There is a semantic difference between what Puppet considers a site (and thus a site.pp file) and what we logically consider a site (place in the world). In our case here, a site class defines settings that are unique to a particular installation. You never know, someday this stuff may be useful in another camp setting. The site.pp file is used by Puppet as a starting point for functions and things that should be available to LITERALLY everything. This is used sparingly.
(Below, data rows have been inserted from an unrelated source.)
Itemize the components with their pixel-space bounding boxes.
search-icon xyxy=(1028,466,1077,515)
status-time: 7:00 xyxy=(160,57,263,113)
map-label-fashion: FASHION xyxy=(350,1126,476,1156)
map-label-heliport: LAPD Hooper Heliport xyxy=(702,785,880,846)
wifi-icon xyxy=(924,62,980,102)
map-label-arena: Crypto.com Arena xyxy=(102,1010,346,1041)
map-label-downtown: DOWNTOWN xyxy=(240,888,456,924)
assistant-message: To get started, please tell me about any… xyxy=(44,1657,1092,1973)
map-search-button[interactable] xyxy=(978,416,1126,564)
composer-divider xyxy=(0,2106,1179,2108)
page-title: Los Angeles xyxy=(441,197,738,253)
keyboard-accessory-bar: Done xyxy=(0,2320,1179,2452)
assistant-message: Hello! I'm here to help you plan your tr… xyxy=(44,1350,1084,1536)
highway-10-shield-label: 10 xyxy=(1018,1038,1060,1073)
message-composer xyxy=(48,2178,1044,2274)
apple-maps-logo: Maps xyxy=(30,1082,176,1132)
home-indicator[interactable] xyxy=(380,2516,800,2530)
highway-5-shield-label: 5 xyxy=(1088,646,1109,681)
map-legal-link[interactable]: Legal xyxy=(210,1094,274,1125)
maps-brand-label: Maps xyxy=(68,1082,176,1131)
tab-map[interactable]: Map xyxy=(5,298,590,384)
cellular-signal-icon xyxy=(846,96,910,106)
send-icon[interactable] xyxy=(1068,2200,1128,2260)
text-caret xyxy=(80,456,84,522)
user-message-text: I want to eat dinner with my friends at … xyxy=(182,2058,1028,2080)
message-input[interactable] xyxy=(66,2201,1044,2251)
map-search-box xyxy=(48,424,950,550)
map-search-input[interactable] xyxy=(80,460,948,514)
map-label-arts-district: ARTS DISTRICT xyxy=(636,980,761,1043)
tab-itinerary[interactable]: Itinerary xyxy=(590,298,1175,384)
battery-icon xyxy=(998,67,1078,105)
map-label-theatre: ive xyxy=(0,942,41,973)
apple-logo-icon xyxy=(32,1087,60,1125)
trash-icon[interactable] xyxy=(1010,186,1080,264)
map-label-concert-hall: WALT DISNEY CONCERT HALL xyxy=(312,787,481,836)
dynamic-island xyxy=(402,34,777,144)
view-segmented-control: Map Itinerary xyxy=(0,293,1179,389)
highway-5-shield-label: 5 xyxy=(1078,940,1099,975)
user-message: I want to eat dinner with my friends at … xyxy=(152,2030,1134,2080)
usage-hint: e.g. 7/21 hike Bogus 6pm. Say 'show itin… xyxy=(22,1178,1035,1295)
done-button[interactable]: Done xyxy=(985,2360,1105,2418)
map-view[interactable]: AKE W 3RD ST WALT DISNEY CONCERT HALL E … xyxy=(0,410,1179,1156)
An example of the former (and more relevant) usage of the word Site:

class site::cfcc {
    $puppet_master = 'puppet.campcomputer.com'
}

These sites are then loaded into a generic turbosite class which can then be referenced in the profiles. Since there could be multiple sites it would be inappropriate to statically reference say site::cfcc::puppet_master.

Modules

Modules provide specific functions and components. These are commonly acquired from the Puppet Forge or developed internally. In order to apply appropriate code to enable Forge modules, the "right" thing to do is contribute these changes upstream. But since doing open sauce contributions is hard and often takes longer than we have time for, the next "right" thing to do is fork the upstream repo and apply our changes there. But that introduces complications in that now we have to apply any upstream patches to our own repo. Bleh. IMO lets just keep it simple and either Forge-ify them or do a simple install or whatever in the Profiles.

We do keep one single module here (the cfcc module). It's too small to be it's own repo right now so I'll deal with it later.

File Serving

Seeing as referencing files on a NAS is a pain between OS's, a custom Puppet HTTP file server is configured in fileserver.conf. This is referenced as puppet:///campfs/${FILENAME} in the code. It's actually a mount on the Puppetmaster to an underlying NAS share, but could be anything as long as the files are there. Warning! This is not the same as the cfcc module above.